Look, the term is geriatric millennial, not elderly millennial.
@MarkedMan: Yeah, almost exactly the same for me. But it requires forgoing $108,540 over those three years so I’d need to live another 11 years just to break even. And that’s not factoring in inflation.
@Steven L. Taylor:..I suppose the main problem is that none of us want to be reminded of our mortality.
I’ll take that reminder every morning when I wake up. Otherwise I’d be dead.
Like others, I tend to view ‘elderly’ as a comment on one’s overall physical/mental condition. My mom has been ‘elderly’ since she was around 62. My dad was spry until he was diagnosed with cancer at 70. He took care of her until she had to start taking care of him, and then the caregiving passed to me around 2009.
Regarding retirement, I plan to file for retirement from the college the very first day TRS says I qualify. I expect that to be in about 10 years, when I am 60 or 61. And then I plan to grab Social Security at 62, even though the math hypothetically says I should wait. (At my employer, we make full contributions to both.)
I watched both my parents lose the ability to live life entirely on their terms much earlier than they expected. A decade-plus of caregiving has drained me, and I’m also diabetic.
I refuse to hold off on living life on my own terms as early as possible just for the sake of a hypothetical higher payout that I may not even live to enjoy.

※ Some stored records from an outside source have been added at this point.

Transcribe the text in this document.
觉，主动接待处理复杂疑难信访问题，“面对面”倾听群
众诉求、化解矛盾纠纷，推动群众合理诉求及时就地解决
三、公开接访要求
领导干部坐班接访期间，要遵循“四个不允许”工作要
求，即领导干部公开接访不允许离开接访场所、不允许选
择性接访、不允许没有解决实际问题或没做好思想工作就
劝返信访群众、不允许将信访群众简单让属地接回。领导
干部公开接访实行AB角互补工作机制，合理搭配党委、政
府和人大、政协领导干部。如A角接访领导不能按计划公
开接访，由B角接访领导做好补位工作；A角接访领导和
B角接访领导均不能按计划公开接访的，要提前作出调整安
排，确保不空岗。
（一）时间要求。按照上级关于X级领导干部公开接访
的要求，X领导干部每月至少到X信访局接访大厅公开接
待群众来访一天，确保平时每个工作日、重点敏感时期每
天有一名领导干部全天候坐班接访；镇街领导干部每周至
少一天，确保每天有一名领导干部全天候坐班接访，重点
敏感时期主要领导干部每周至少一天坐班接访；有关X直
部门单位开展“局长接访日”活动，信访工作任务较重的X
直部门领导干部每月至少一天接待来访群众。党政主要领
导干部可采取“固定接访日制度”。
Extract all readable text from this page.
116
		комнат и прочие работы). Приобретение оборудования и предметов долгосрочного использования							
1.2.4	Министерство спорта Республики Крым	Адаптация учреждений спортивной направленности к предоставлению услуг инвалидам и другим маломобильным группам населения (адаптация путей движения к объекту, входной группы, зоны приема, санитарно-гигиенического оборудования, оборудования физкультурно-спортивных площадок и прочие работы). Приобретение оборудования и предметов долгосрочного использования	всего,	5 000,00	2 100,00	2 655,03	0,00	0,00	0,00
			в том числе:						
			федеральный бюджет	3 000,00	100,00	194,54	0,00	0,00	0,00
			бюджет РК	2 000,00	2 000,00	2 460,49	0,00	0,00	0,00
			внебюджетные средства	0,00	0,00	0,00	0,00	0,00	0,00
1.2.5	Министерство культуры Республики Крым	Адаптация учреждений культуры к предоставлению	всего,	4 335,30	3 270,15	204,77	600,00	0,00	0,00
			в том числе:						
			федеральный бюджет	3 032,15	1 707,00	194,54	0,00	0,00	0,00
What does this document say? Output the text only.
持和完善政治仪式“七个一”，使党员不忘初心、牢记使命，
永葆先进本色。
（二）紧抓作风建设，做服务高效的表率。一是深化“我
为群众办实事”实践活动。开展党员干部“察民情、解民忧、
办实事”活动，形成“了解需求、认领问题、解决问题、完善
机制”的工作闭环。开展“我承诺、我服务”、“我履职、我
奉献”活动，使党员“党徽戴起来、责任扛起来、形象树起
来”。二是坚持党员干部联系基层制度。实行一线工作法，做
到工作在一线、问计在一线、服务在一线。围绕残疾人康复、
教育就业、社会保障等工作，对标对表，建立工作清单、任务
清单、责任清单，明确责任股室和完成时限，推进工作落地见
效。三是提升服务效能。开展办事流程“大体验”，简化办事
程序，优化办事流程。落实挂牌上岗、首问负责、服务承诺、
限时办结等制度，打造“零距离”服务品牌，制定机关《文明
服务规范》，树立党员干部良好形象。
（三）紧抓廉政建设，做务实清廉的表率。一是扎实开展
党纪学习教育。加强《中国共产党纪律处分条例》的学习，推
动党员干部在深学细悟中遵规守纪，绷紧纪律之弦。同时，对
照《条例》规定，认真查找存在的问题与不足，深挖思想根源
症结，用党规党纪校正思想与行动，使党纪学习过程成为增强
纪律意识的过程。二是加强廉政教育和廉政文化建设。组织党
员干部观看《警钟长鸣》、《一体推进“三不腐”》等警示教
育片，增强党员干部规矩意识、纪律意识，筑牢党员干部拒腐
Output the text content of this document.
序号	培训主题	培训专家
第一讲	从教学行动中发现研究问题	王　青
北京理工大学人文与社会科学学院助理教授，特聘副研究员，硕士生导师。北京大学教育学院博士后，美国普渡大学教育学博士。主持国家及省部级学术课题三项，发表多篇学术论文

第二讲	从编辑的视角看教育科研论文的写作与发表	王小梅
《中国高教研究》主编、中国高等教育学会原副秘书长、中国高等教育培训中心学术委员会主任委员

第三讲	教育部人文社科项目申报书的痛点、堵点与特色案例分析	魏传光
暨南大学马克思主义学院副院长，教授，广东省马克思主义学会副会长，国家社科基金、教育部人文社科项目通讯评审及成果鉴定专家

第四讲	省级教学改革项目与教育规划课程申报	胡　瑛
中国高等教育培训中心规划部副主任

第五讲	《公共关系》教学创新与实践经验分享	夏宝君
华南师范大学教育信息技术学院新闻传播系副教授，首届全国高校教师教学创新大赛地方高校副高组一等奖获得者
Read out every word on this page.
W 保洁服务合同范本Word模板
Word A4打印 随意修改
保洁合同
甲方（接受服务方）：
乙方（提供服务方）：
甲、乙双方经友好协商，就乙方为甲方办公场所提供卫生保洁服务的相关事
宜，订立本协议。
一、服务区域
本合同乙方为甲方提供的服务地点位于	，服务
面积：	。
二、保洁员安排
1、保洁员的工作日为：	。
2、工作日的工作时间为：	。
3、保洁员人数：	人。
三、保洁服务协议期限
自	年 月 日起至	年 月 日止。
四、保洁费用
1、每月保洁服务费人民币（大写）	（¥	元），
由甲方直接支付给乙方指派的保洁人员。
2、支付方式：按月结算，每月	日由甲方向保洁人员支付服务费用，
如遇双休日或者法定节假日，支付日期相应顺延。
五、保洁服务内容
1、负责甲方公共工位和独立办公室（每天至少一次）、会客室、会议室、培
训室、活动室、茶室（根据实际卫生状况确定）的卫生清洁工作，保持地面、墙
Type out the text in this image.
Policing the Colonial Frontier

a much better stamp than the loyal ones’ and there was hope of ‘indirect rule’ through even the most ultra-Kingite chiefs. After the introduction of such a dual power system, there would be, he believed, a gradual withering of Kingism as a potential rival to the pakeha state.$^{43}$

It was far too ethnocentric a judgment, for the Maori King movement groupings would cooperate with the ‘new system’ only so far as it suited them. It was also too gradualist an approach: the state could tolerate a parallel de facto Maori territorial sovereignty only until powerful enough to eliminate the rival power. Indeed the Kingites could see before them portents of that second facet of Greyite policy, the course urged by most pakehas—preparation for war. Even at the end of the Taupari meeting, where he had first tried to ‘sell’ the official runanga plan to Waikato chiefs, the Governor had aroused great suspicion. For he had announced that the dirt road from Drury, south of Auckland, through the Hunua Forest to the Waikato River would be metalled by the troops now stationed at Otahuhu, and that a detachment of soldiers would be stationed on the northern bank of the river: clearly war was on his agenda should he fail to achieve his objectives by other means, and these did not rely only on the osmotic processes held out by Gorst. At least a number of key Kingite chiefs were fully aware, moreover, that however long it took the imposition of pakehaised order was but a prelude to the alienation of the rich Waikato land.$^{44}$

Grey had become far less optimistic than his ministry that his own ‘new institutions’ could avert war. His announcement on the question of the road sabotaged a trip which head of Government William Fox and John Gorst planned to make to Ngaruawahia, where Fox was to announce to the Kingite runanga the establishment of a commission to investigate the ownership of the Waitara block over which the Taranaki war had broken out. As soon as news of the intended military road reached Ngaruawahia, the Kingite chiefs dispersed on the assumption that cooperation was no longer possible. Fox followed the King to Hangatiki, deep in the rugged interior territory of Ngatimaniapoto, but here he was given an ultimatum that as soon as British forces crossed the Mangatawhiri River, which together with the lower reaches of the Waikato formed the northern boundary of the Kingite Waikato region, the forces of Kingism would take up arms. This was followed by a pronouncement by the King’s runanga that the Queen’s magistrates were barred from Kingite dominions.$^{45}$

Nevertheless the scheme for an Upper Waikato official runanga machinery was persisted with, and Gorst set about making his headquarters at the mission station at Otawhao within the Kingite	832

Reminds me of a bit of dialogue from The High Cost of Living (an issue of Gaiman’s “Sandman.”). Death comes early for someone and they complain that they didn’t get enough time and it wasn’t fair. Death’s response:
“You get what anyone gets. You get a lifetime.”
The age of decrepitude however varies with the abuse one’s body has been subjected to. I am 63 and about to undergo my 3rd shoulder surgery in less than 10 years.
Many of those rapidly approaching 70 were admonished in their 20s never to trust anyone over 30. It’s disconcerting.
As a meme pointed out, were are now as close to 1980 as 1980 was to 1939.
@JKB: The man who once sang “I hope I die before I get old” is now 77.
The guy who apparently first said “Never trust anyone over 30” is now 81.
@JKB: @Kylopod: Well, I would never trust me.
Based on this comment section, you’re all definitely elderly.
It’s like going to dinner with my parents and some of their friends where I have to sit there silently while they talk to each other about their colons for three solid hours.
That’s similar to the way the term “boomer” is increasingly used as a way to suggest someone is old in spirit regardless of their actual age or generation.
@Stormy Dragon:..I have to sit there silently…
This is just one reason that I eat alone at home.
The other is that I would much rather watch Law and Order DVDs while I dine than listen to a review of anyone’s hospital chart.
I mean, I could join in, I’m just not interested in sharing any colon issues I may or may not be having with the public.
@Stormy Dragon:..I could join in…
As long as my hemorrhoids are sleeping I’m a happy guy.
Yeah, but is he old?
Getting pissed or weirded out because someone somewhere said 65+ is elderly is so fucking retarded. Wink.
Oh my golly the journey that the word “retarded” in American English has had in my lifetime. Wild swings in usage and connotation.
I’m just miffed that Reynolds beat to reviving the word ‘geezer’ in this thread.
I kinda want to be a spinster
Which is actually offensive for a whole different reason, stereotyping members of a particular profession…
What is the male equivalent to “spinster”? Geezer, probably. In the US at least. In the UK “geezer” has a different connotation.
Fogy preceded by old (or fogey, the spelling is not settled), perhaps.
I am approaching geezerhood. Geezer has an interesting etymology.